Jarome Luai's shoulder has survived its toughest test with the Penrith five-eighth getting through the Panthers' preliminary final win over the Storm unscathed.
Luai made a safe return for the Panthers in their 38-4 domination of the Storm, as they booked their spot in a fourth straight grand final next Sunday night.
Penrith's dominance allowed Luai to leave the field with 22 minutes to go on Friday, having shown no signs of last month's dislocation that threatened to end his season early.
The 26-year-old did not require ice nor any special attention on the joint after the game, in another good sign for the Panthers.
"He's very courageous. Not just physically, but just mentally with the way he's approached this whole injury," coach Ivan Cleary said.

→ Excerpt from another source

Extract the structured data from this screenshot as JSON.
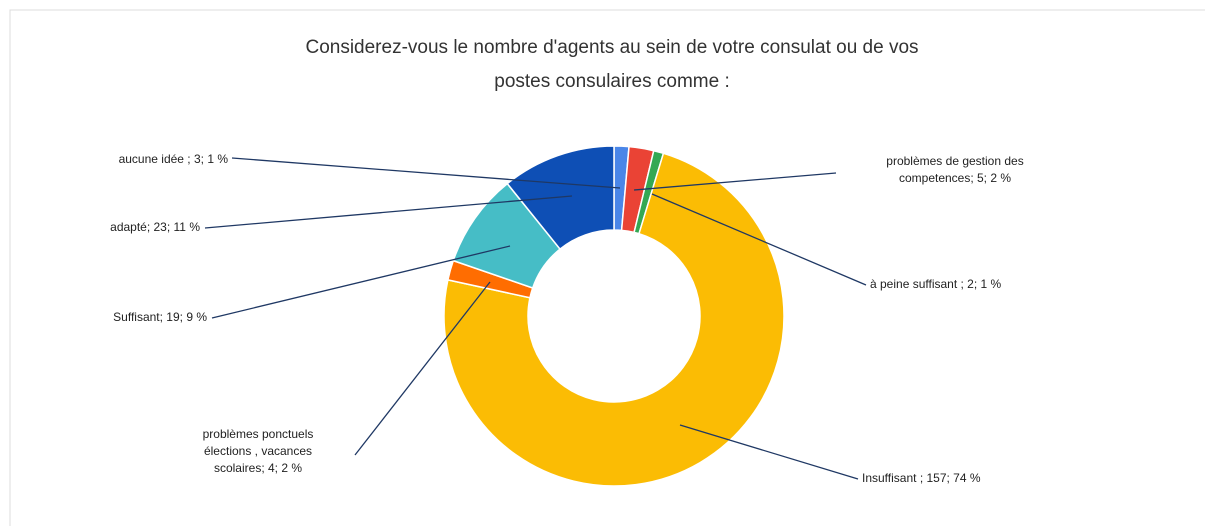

"From the moment he came off that night against the Eels he was saying all the positive things and then the next day.
"Everyone was talking about this week, but for us it wasn't really in doubt.
"There's obviously some management of risk there.
"But he just went 100 per cent in everything and I think that certainly helped him to be able to play like he did tonight."
Luai's fitness boost topped a largely clean bill of health for the Panthers, whose only injured player remains Taylan May after he ruptured his ACL in February.
Penrith will enter the decider against either Brisbane or the Warriors in arguably better form than they have their last three grand finals, with Friday night's win the club's biggest ever in a final.
They were also able to beat the Warriors 32-6 in week one of the finals, having conceded just four tries in their past four hours of football.
Friday night's victory over the Storm makes Penrith only the fifth side to reach four straight grand finals since end-of-season deciders became mandatory in 1954.
It also has the Panthers poised to become the first team since Parramatta in 1981-83 to win three straight titles.
But Penrith have long tried to hammer into their players that every year is its own campaign, changing jerseys and off-field themes to try to create a fresh hunger in the group.
"It's so hard to make any grand final. So I'm sort of trying to think along those lines at the moment rather than the rest," Cleary said.
"Because with the rest there's so many people who were involved, people that aren't even in our club anymore who had such important roles.
"But just for this group, and this year and just the season we've had, to be able to go out and deliver that sort of performance ... I'm just very proud of everyone at the club."